There is certainly convergence happening but I don't think things like playing video games, watching TV shows, movies and, especially, live sports are going to fade into the background when it comes to TV purchases. Sure, TVs will take on secondary abilities and maybe turn into the internet appliance that was first envisioned as WebTV back in the 90's but I think watching content will still be job #1 for the living room TV.

And no need to always be waiting around on Apple. For example, MS and the 360 are doing some very interesting things. If you have a Kinect you can use voice and gestures to control the 360 including voice search. So, if you say "Law and Order" it will pull up the TV show Law & Order, you can then pick the episode you want to watch and which service you want to watch it from (Netflix, Hulu+, etc.,). The next iteration of Internet Explorer 11 is also coming to the Xbox and it will be fully Kinect-enabled as well.

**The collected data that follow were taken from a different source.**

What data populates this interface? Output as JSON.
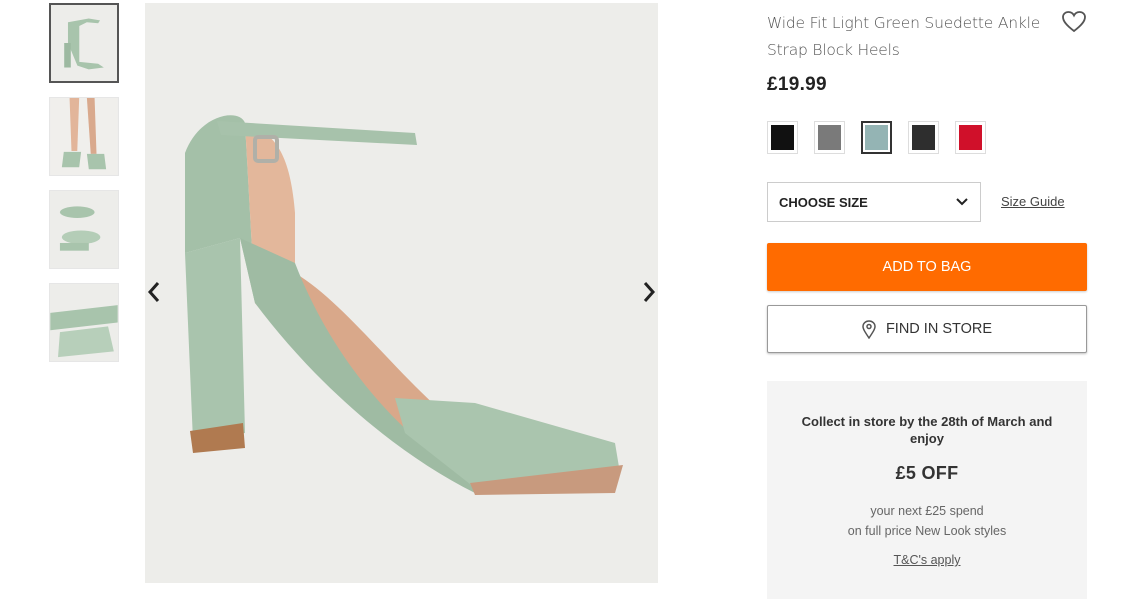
{
  "product": {
    "title": "Wide Fit Light Green Suedette Ankle Strap Block Heels",
    "price": "£19.99"
  },
  "gallery": {
    "thumbnails": [
      {
        "name": "thumb-side-view",
        "active": true
      },
      {
        "name": "thumb-worn-view",
        "active": false
      },
      {
        "name": "thumb-top-view",
        "active": false
      },
      {
        "name": "thumb-detail-view",
        "active": false
      }
    ],
    "main_image_color": "#a8c4ac"
  },
  "icons": {
    "prev": "chevron-left-icon",
    "next": "chevron-right-icon",
    "wishlist": "heart-icon",
    "dropdown": "chevron-down-icon",
    "store": "location-pin-icon"
  },
  "swatches": [
    {
      "name": "black",
      "color": "#111111",
      "selected": false
    },
    {
      "name": "grey",
      "color": "#7a7a7a",
      "selected": false
    },
    {
      "name": "light-green",
      "color": "#94b4b4",
      "selected": true
    },
    {
      "name": "dark-grey",
      "color": "#2e2e2e",
      "selected": false
    },
    {
      "name": "red",
      "color": "#d0102a",
      "selected": false
    }
  ],
  "size": {
    "select_label": "CHOOSE SIZE",
    "guide_label": "Size Guide"
  },
  "buttons": {
    "add_to_bag": "ADD TO BAG",
    "find_in_store": "FIND IN STORE"
  },
  "promo": {
    "heading": "Collect in store by the 28th of March and enjoy",
    "offer": "£5 OFF",
    "line1": "your next £25 spend",
    "line2": "on full price New Look styles",
    "terms": "T&C's apply"
  },
  "colors": {
    "accent": "#ff6b00",
    "promo_bg": "#f4f4f4"
  }
}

MS also recently unveiled its new feature called SmartGlass which is simliar to, though more expansive than, Apple's AirPlay. MS describes SmartGlass as more of a platform than an app (so devs are free to have at it) and it will be available for iOS, Android and Windows 8 mobile devices. SmartGlass could enable your mobile device to do a variety of things such as become a home theater style remote, become a keyboard & track pad to control IE on the Xbox, stream media to/from other SmartGlass devices, be used as a primary or secondary controller for a video game and act as a contextual 2nd screen (ex. you are watching Game of Thrones or a football game and relevant info, scores, bonus media, etc., is streamed to your device).

MS says it will be out later this year and an SDK was just recently made available to devs.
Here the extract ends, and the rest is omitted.